= Huazhen Lin =

Chinese statistician

Huazhen Lin (林华珍) is a Chinese statistician known for her research on survival analysis and nonparametric statistics. She works as a professor of statistics and director of the Center of Statistical Research at Southwestern University of Finance and Economics in Chengdu.

==Education and career==
Lin studied mathematics at Sichuan University, earning a bachelor's degree in 1989 and master's degree in 1992. She completed a Ph.D. in 1999 in the School of Public Health of the West China University of Medical Sciences, which later merged into Sichuan University.

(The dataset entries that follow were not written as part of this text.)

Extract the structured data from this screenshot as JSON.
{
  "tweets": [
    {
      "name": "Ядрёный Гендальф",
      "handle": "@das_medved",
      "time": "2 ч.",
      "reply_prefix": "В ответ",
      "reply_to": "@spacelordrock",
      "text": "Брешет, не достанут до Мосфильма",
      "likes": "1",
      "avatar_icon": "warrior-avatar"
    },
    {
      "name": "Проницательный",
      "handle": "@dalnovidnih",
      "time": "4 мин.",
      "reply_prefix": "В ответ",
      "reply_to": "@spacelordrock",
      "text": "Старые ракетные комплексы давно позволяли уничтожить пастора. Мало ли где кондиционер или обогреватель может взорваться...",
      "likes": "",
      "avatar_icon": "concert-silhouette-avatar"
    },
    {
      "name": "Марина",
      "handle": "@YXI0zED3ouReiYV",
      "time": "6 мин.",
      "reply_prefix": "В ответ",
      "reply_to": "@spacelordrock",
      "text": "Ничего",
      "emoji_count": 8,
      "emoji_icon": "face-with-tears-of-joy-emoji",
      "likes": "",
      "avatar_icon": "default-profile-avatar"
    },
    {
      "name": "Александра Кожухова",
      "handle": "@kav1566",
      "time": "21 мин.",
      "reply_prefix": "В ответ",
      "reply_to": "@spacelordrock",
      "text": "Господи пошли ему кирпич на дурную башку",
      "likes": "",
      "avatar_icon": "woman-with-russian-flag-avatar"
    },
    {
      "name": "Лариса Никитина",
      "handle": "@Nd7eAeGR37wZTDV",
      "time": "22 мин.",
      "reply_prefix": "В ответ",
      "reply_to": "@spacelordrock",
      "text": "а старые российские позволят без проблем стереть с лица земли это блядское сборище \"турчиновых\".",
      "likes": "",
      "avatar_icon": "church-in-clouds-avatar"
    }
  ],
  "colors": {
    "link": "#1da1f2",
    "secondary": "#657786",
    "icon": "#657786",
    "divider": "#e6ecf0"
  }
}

She worked as an instructor at the University of Electronic Science and Technology of China from 1992 until 1999, when she moved to the College of Mathematics of Sichuan University. After postdoctoral research at the University of Washington in the US from 2003 to 2005, she returned to Sichuan University in 2006 as a full professor. She moved again to Southwestern University in 2010, and became director of the Center of Statistical Research there in 2013.

==Recognition==
Lin was named a Distinguished Professor in the Changjiang Scholars Program in 2016. In 2021, Lin was named a Fellow of the Institute of Mathematical Statistics, "for outstanding contributions to theory and methods for survival analysis and semiparametric/nonparametric modeling; for dedicated service to the profession; and for strong leadership in statistics education and development in China."